Rechtspraak
werkgeefster/werknemer
Werknemer is sinds 1989 in dienst van werkgeefster, laatstelijk in de functie van Medewerker Guest Relations. Besloten is om het kantoor waar werknemer werkzaam is te sluiten, als gevolg waarvan zijn functie is komen te vervallen. Op de reorganisatie is een sociaal plan uit 2003 van toepassing, dat tot stand is gekomen met representatieve vakbonden. Werkgeefster heeft werknemer een vaststellingsovereenkomst voorgelegd, waarbij in afwijking van het sociaal plan een 'aftoppingsregeling' wordt toegepast. Werknemer heeft niet met de vaststellingsovereenkomst ingestemd. Thans verzoekt werkgeefster ontbinding van de arbeidsovereenkomst wegens verandering in omstandigheden onder toekenning van een vergoeding waarbij de aftoppingsregeling wordt toegepast.

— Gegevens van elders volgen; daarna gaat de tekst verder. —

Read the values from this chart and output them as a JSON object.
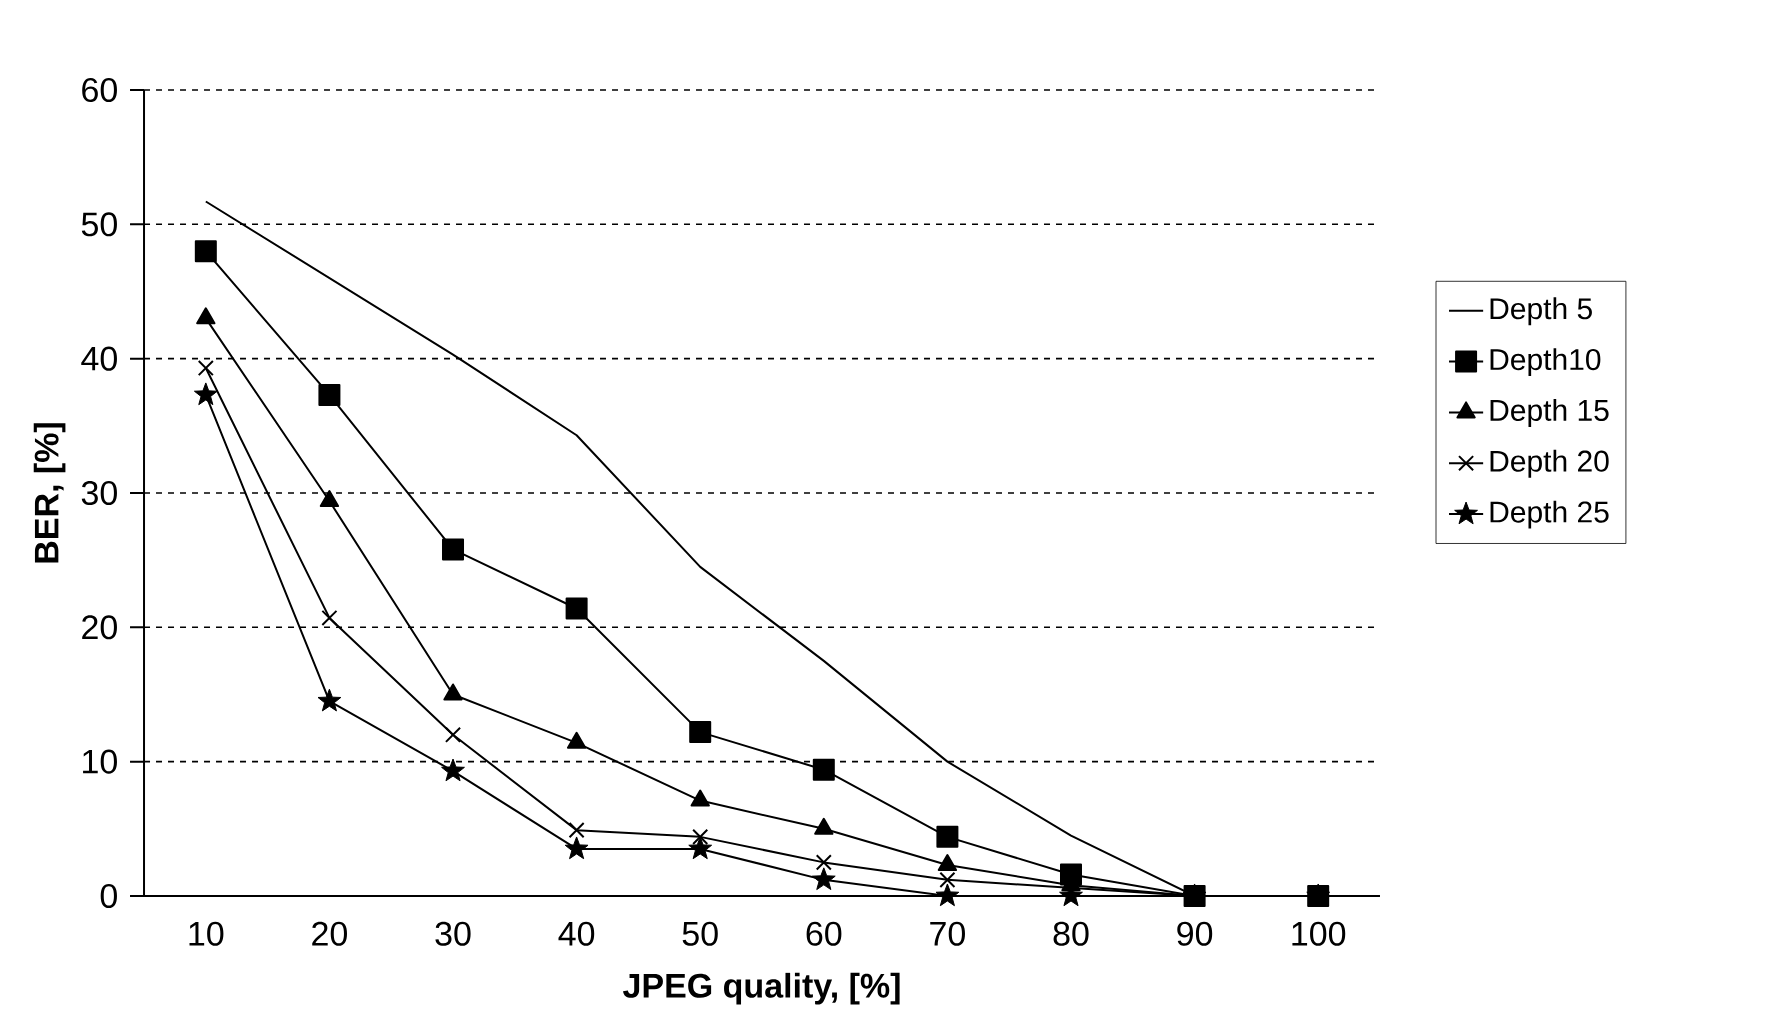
{
  "chart_data": {
    "type": "line",
    "xlabel": "JPEG quality, [%]",
    "ylabel": "BER, [%]",
    "categories": [
      "10",
      "20",
      "30",
      "40",
      "50",
      "60",
      "70",
      "80",
      "90",
      "100"
    ],
    "series": [
      {
        "name": "Depth 5",
        "color": "#000000",
        "marker": "none",
        "values": [
          51.7,
          46,
          40.3,
          34.3,
          24.5,
          17.5,
          10,
          4.5,
          0,
          0
        ]
      },
      {
        "name": "Depth10",
        "color": "#000000",
        "marker": "square",
        "values": [
          48,
          37.3,
          25.8,
          21.4,
          12.2,
          9.4,
          4.4,
          1.6,
          0,
          0
        ]
      },
      {
        "name": "Depth 15",
        "color": "#000000",
        "marker": "triangle",
        "values": [
          43,
          29.4,
          15,
          11.4,
          7.1,
          5,
          2.3,
          0.8,
          0,
          0
        ]
      },
      {
        "name": "Depth 20",
        "color": "#000000",
        "marker": "cross",
        "values": [
          39.3,
          20.7,
          12,
          4.9,
          4.4,
          2.5,
          1.2,
          null,
          0,
          0
        ]
      },
      {
        "name": "Depth 25",
        "color": "#000000",
        "marker": "star",
        "values": [
          37.3,
          14.5,
          9.3,
          3.5,
          3.5,
          1.2,
          0,
          0,
          0,
          0
        ]
      }
    ],
    "ylim": [
      0,
      60
    ],
    "yticks": [
      0,
      10,
      20,
      30,
      40,
      50,
      60
    ],
    "grid": "y",
    "legend": "right",
    "line_style": "solid"
  }
}
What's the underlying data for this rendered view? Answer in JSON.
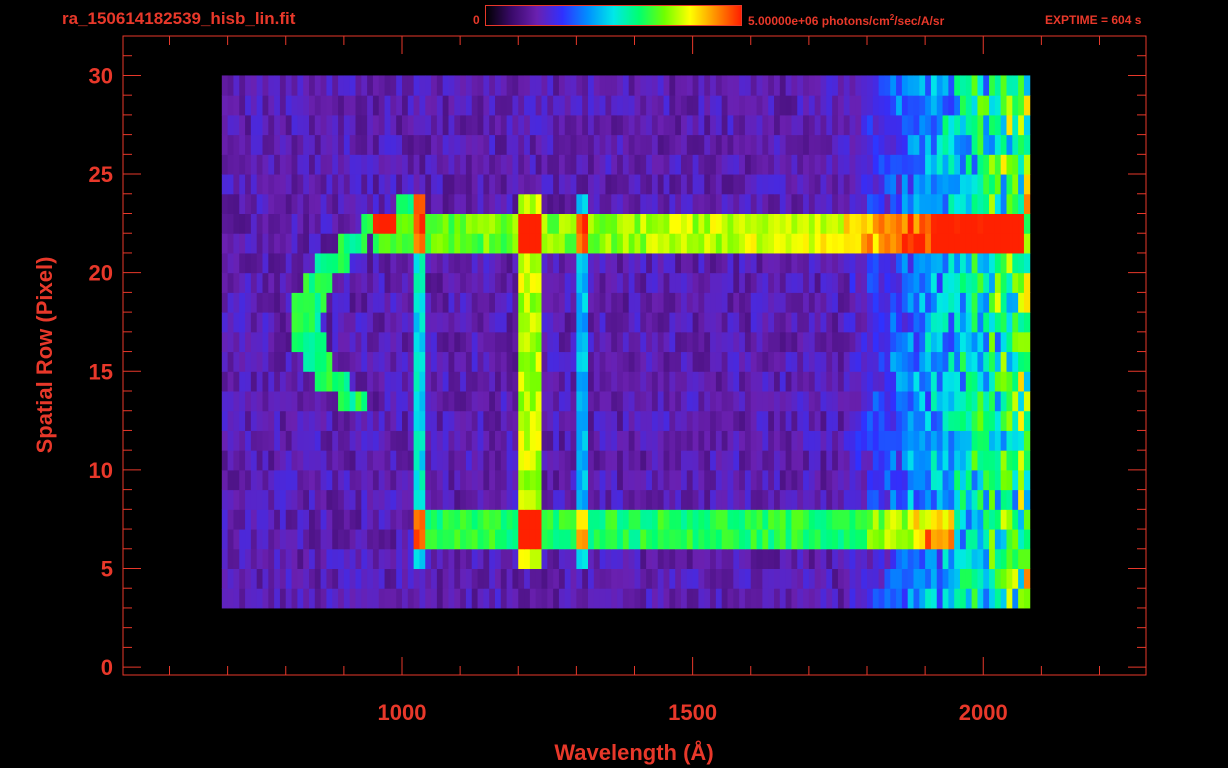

De kantonrechter oordeelt als volgt. Op basis van vaste jurisprudentie dient een sociaal plan conform de cao-norm te worden uitgelegd. Dit betekent dat in beginsel dient te worden aangesloten bij de letterlijke tekst van het plan en eventueel de daarbij horende toelichting. De stelling van werkgeefster dat (daarom) moet worden aangesloten bij de bedoelingen van partijen en dat – als gevolg daarvan – moet worden geoordeeld dat de bedoeling van het sociaal plan is geweest dat werknemers die met een ontslag worden geconfronteerd niet in een betere positie kunnen worden gebracht dan wanneer zij zouden blijven werken, wordt niet gevolgd. Er zijn weliswaar mogelijkheden voor afwijking van een sociaal plan, zoals opgenomen in dit sociaal plan onder artikel 1.3 en in Aanbeveling 3.6, maar deze verwijzen naar een onbillijke situatie dan wel een evident onbillijke uitkomst voor de betrokken werknemer en de mogelijkheid tot afwijking ten gunste van deze werknemer. In het onderhavige geval bestaat geen aanleiding het beroep op de redelijkheid en billijkheid te honoreren. De enkele omstandigheid dat de hoogte van de vergoeding conform het sociaal plan in bepaalde gevallen de bedoeling van werkgeefster ten aanzien van het sociaal plan overstijgt en daarmee voorbij gaat aan de aanbevelingen zoals die zijn gedaan door de kring van kantonrechters, is onvoldoende om afwijking van een sociaal plan (overeengekomen met representatieve vakbonden) ten nadele van de werknemer te rechtvaardigen. Er wordt een vergoeding conform het sociaal plan (exclusief aftoppingsregeling) van € 99.224,58 bruto toegekend.